EU car sales growth is likely to slow to about 2 percent in 2016 after a sharp recovery in southern nations last year, the European Automobile Manufacturers Association said yesterday.
Many automakers’ officials and analysts have said in the beginning of this year that the European market will slow down in 2016. ACEA also shared its market expectations at its 25th Anniversary Reception in Brussels on Thursday, through the voice of its President Dieter Zetsche, who is also the chief executive of Daimler.

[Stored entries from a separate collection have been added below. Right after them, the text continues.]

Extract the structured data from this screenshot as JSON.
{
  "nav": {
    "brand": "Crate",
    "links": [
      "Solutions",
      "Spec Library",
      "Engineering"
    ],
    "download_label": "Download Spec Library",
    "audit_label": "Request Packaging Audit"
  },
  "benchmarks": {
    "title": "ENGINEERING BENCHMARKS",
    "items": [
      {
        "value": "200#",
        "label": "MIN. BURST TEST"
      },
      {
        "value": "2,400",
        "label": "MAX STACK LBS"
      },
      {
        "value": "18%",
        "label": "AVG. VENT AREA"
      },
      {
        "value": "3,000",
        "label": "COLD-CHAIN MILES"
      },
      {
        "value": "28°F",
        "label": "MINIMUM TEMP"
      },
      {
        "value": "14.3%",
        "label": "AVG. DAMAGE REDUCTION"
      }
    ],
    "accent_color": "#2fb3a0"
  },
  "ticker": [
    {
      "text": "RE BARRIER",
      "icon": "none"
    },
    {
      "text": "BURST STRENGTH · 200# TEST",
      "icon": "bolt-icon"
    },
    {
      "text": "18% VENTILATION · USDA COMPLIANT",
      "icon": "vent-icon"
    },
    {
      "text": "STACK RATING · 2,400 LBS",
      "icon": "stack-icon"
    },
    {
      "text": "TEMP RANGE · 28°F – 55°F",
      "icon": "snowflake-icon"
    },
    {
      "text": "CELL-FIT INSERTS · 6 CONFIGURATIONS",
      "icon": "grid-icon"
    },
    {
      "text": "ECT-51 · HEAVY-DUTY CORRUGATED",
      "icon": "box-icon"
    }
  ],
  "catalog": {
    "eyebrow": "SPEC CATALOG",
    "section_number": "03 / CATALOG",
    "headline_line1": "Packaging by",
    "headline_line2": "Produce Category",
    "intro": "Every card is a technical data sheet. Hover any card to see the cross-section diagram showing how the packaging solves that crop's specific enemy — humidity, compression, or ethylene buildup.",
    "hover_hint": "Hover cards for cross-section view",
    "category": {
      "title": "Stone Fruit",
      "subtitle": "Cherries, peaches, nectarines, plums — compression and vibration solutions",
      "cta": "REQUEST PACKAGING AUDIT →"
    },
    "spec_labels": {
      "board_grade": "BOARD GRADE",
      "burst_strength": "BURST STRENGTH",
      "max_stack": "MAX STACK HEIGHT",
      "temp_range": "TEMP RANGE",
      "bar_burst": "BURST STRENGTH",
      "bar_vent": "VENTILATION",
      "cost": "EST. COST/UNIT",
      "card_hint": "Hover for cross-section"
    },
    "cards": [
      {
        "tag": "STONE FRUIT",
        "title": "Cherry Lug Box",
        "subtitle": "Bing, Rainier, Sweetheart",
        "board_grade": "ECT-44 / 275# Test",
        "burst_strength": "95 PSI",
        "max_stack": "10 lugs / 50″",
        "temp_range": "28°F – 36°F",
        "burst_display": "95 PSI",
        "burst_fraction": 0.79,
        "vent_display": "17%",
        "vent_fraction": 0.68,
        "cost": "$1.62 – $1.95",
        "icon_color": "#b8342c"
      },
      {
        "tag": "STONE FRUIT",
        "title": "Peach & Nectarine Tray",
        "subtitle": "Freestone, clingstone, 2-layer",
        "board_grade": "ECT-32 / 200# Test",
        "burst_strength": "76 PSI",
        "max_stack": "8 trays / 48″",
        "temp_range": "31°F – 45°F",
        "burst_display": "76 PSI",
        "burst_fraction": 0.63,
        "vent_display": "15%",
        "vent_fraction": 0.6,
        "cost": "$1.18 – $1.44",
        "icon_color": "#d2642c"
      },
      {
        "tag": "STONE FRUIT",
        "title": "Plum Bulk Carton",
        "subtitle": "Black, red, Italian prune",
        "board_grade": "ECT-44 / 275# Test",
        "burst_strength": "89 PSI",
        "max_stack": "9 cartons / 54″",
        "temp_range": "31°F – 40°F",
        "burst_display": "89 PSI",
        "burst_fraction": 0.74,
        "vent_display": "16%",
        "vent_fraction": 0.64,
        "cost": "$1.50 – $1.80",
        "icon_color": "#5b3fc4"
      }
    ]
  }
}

In 2015, EU passenger car sales grew by 9.3% compared to 2014, bringing the total number of cars sold to 13.7 million units. “But after several rocky years since the 2008 financial crisis, the European car market is moving in the right direction again,” explained Zetsche. “This is great progress, but we are still well below the 2007 pre-crisis level of 15.5 million cars.”
The picture is very similar for production numbers, with EU passenger car output up 6.2% in 2015 compared to 2014. In total, around 15.9 million cars were produced last year – still down from almost 17 million in 2007. “For 2016 we anticipate a much more modest sales increase for both passenger cars and commercial vehicles,” he stated. “We expect car sales to go up by around 2%, reaching roughly 14 million units.” The ACEA study, conducted by IHS Automotive, sees some weakening in northern Europe, slowing growth in Spain, but still decent rises in France, Germany and Italy.
Zetsche also said that the automotive industry has been affected by the Volkswagen emissions scandal, but he stated this should not be confused with debate over closing the gap between the performance of cars in the real world and in test conditions. “It is not the same but I understand there is a big confusion out there. We definitely want to see clear regulation,” he said.